There are a few caveats to keep in mind. Trips taken closer to Boston, and where the public transit network is built up the most, generally have a much lower difference in VTT between driving and public transit trips. This analysis does not account for actual parking costs since trips are routed as a “drop-off” style trip, which are often high in these towns, or the capital outlay and maintenance costs of car ownership. So, it may well be that in these towns the perceived cost is lower when riders take these factors into consideration. In addition, these analyses assume the same public transit quality and levels of congestion regardless of the line or roads onto which the trip is routed. In some cases, a public transit ride may cost far less in VTT—for example, a weekend commuter rail trip between Boston and Ipswich may be less costly than driving on Interstate 95 or Route 1. In other cases, the analyses may overstate the comfort afforded riders on public transit, which may be particularly true with bus trips since stops often do not have shelters or other amenities that commuter rail and rapid transit stations do.
Chapter 6—Conclusion
This report shows the results of several metrics selected to measure equity in the transportation network in the Boston region, focusing on destination access and transportation costs. The main goal of the study was to establish an initial set of metrics that the MPO can build on as it continues efforts to identify and mitigate transportation inequities in the Boston region through its policies and investments.

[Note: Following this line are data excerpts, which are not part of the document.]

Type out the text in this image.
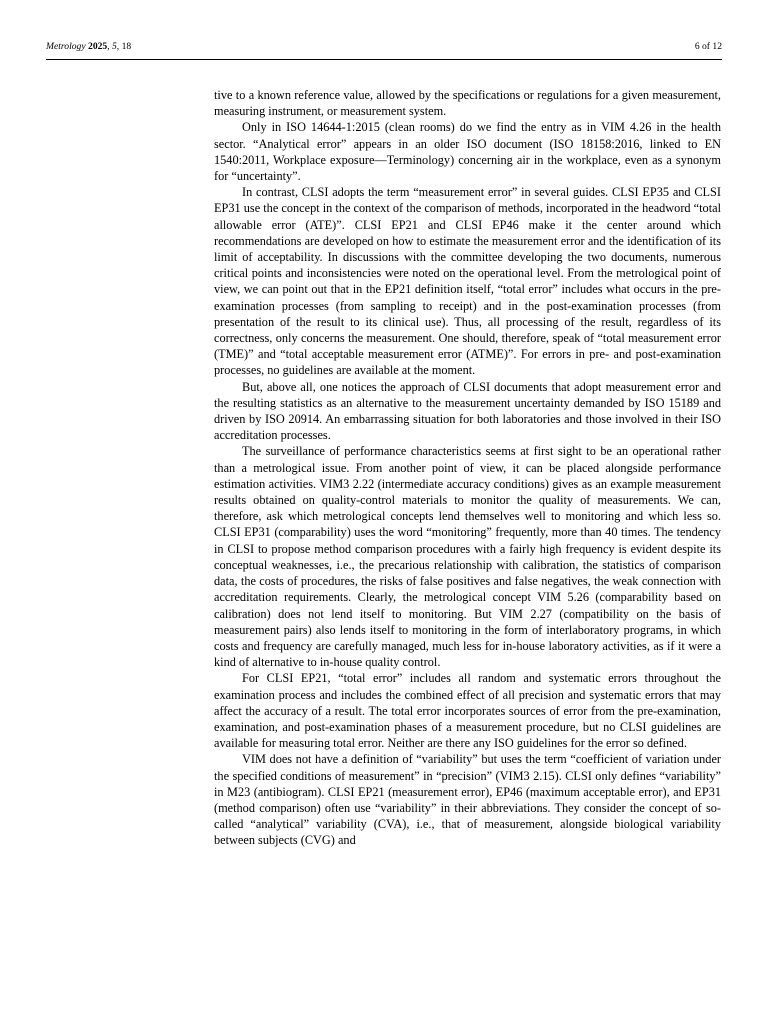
Metrology 2025, 5, 18	6 of 12

tive to a known reference value, allowed by the specifications or regulations for a given measurement, measuring instrument, or measurement system.

Only in ISO 14644-1:2015 (clean rooms) do we find the entry as in VIM 4.26 in the health sector. “Analytical error” appears in an older ISO document (ISO 18158:2016, linked to EN 1540:2011, Workplace exposure—Terminology) concerning air in the workplace, even as a synonym for “uncertainty”.

In contrast, CLSI adopts the term “measurement error” in several guides. CLSI EP35 and CLSI EP31 use the concept in the context of the comparison of methods, incorporated in the headword “total allowable error (ATE)”. CLSI EP21 and CLSI EP46 make it the center around which recommendations are developed on how to estimate the measurement error and the identification of its limit of acceptability. In discussions with the committee developing the two documents, numerous critical points and inconsistencies were noted on the operational level. From the metrological point of view, we can point out that in the EP21 definition itself, “total error” includes what occurs in the pre-examination processes (from sampling to receipt) and in the post-examination processes (from presentation of the result to its clinical use). Thus, all processing of the result, regardless of its correctness, only concerns the measurement. One should, therefore, speak of “total measurement error (TME)” and “total acceptable measurement error (ATME)”. For errors in pre- and post-examination processes, no guidelines are available at the moment.

But, above all, one notices the approach of CLSI documents that adopt measurement error and the resulting statistics as an alternative to the measurement uncertainty demanded by ISO 15189 and driven by ISO 20914. An embarrassing situation for both laboratories and those involved in their ISO accreditation processes.

The surveillance of performance characteristics seems at first sight to be an operational rather than a metrological issue. From another point of view, it can be placed alongside performance estimation activities. VIM3 2.22 (intermediate accuracy conditions) gives as an example measurement results obtained on quality-control materials to monitor the quality of measurements. We can, therefore, ask which metrological concepts lend themselves well to monitoring and which less so. CLSI EP31 (comparability) uses the word “monitoring” frequently, more than 40 times. The tendency in CLSI to propose method comparison procedures with a fairly high frequency is evident despite its conceptual weaknesses, i.e., the precarious relationship with calibration, the statistics of comparison data, the costs of procedures, the risks of false positives and false negatives, the weak connection with accreditation requirements. Clearly, the metrological concept VIM 5.26 (comparability based on calibration) does not lend itself to monitoring. But VIM 2.27 (compatibility on the basis of measurement pairs) also lends itself to monitoring in the form of interlaboratory programs, in which costs and frequency are carefully managed, much less for in-house laboratory activities, as if it were a kind of alternative to in-house quality control.

For CLSI EP21, “total error” includes all random and systematic errors throughout the examination process and includes the combined effect of all precision and systematic errors that may affect the accuracy of a result. The total error incorporates sources of error from the pre-examination, examination, and post-examination phases of a measurement procedure, but no CLSI guidelines are available for measuring total error. Neither are there any ISO guidelines for the error so defined.

VIM does not have a definition of “variability” but uses the term “coefficient of variation under the specified conditions of measurement” in “precision” (VIM3 2.15). CLSI only defines “variability” in M23 (antibiogram). CLSI EP21 (measurement error), EP46 (maximum acceptable error), and EP31 (method comparison) often use “variability” in their abbreviations. They consider the concept of so-called “analytical” variability (CVA), i.e., that of measurement, alongside biological variability between subjects (CVG) and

For the eight destination access metrics, we compared access per person between three equity populations and their respective non-equity populations: minority population/non-minority population, low-income population/non-low-income population, and zero-vehicle households/households with cars. This work demonstrates the utility and general ease of using Conveyal at regular intervals to assess whether access has improved for equity populations. Additionally, the results demonstrate the importance of doing so, especially at a subregional level, given that inequities were present within every equity metric.
For transportation costs, we examined three different ways of looking at costs: total household transportation expenditures, combined housing and transportation costs, and the value of travel time for individual public transit and driving trips. Each method offers distinct benefits and are appropriate for different purposes. The MPO could choose from the available datasets when considering various policies and infrastructure investments. In particular, Conveyal offers a novel way to calculate VTT or other trip cost calculations that may be useful on a per project basis.
This study represents not an ending, but rather a place for the MPO to build upon, whether through the MPO’s Transportation Equity Program or other programs and studies, to better understand inequities in the Boston region. Ultimately, these analyses can be used as tools to advance practices, policies, and investments that track and improve transportation outcomes for equity populations.